Respeitável Público

Desci a Jerônimo correndo, eram mais passos que pernas. Não passo por ali sem lembrar todas as vezes que o teu braço me segurou a cada esquina. Te devo umas vinte vidas. Doze fraturas e aproximadamente quinze cirurgias foram evitadas pelo teu olhar atento e pela mão firme me segurando em cada esquina: Cuida a rua. Olha aí. Tem que prestar atenção. A próxima vez vou segurar a tua mão para atravessar. Que absurdo.

Era um caminho nosso. Atravessar a praça para tomar uns cinco cafés em qualquer lugar. Eu acho que deve ter alguma reparação quando alguém introduz um novo vício nas nossas vidas criando uma dependência química e ainda gerando mais despesas. Ser indenizada para sempre. Acho até que cabe uma ação cobrando a média de cafés mensais atualizada com juros e correção monetária. Um pensionamento de cafeína e mais os danos morais pela tua implicância e pela ausência. Sinto falta e raiva.

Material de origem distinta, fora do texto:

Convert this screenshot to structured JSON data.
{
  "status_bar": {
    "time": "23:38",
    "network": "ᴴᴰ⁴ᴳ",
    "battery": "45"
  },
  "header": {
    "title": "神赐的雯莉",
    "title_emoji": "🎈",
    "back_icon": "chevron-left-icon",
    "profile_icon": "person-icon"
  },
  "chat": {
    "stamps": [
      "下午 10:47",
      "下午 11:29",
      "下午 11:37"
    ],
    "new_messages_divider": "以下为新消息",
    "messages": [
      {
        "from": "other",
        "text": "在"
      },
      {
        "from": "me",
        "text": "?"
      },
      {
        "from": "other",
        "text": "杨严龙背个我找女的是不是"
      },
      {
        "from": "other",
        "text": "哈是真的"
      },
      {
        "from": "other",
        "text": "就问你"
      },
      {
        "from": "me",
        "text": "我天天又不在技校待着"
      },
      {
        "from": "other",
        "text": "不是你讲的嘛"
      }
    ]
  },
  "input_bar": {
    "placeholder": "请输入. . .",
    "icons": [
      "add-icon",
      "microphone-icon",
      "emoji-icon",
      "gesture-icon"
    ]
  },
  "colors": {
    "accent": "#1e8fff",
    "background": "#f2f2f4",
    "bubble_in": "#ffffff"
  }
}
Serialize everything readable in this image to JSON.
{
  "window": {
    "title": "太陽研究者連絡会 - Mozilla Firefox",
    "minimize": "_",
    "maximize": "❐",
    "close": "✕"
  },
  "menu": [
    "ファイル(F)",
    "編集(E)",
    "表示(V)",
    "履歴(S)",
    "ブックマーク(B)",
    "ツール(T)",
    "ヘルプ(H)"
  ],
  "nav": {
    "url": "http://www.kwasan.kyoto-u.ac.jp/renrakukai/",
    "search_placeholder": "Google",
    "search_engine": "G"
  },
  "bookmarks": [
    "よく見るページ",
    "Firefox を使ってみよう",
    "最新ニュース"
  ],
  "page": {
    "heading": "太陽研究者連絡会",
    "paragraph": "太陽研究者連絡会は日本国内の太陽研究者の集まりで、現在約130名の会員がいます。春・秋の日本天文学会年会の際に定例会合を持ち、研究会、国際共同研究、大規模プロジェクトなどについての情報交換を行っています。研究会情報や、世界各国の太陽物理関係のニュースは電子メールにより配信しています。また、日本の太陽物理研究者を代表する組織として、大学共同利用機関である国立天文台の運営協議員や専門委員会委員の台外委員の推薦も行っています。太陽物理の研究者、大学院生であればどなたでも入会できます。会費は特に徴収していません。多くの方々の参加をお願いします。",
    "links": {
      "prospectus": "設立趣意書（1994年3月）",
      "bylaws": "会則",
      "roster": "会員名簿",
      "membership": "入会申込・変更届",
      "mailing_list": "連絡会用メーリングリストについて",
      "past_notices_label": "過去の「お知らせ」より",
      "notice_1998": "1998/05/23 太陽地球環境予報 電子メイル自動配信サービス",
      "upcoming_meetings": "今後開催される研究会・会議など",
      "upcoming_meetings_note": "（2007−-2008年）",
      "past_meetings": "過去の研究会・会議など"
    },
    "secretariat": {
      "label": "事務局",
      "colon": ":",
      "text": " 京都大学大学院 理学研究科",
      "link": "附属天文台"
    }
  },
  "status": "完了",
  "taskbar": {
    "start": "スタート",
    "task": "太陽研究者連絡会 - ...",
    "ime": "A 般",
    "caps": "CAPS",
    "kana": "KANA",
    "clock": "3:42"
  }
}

Eu sei. Um convite para um café é afetivo e agregador, isso importa muito mais. Conta mesmo é a companhia que faz render a conversa entre pequenos goles e caretas engraçadas sem açúcar: Eu dizia que tinha ficado bem pouquinho no bar na noite anterior e que nem tinha bebido. Terminava a frase com um gole de café para ficar com bigode engraçado e te distraia com uma careta de palhaço. Me respondia coçando a cabeça e me garantindo que era uma preocupação com o meu bem-estar e respirava tão fundo de assoprar o guardanapo da mesa, que voava como uma pombinha que sai da cartola. Ao menos te cuidou na rua? Cuidei, estou inteira e o senhor está claramente me controlando.

Nem preciso dizer que sei perfeitamente atravessar a rua, olho bem para os dois lados, me certifico que o sinal está fechado, respeito quase sempre as regras de trânsito. Era adorável a preocupação que te fazia sentir salvando mocinhas dos perigos da cidade e me fazia intencionalmente me arriscar para ver no seu olhar o descrédito, o franzir da testa e o reflexo de malabarista. Assim eu vou ficar com cabelos brancos. Quando chegar, avisa? Riamos após a minha quase-morte e acreditávamos naqueles papéis até o último gole. Era um espetáculo circense: Atravessar a rua como o globo da morte com a intervenção do mágico que junta a minha cabeça com o meu corpo. O público aplaudia.

O que me distraía pela rua era a tua companhia. Boa e ruim, amarga e doce. Jamais morna. Desde então, nunca mais quase fui atropelada.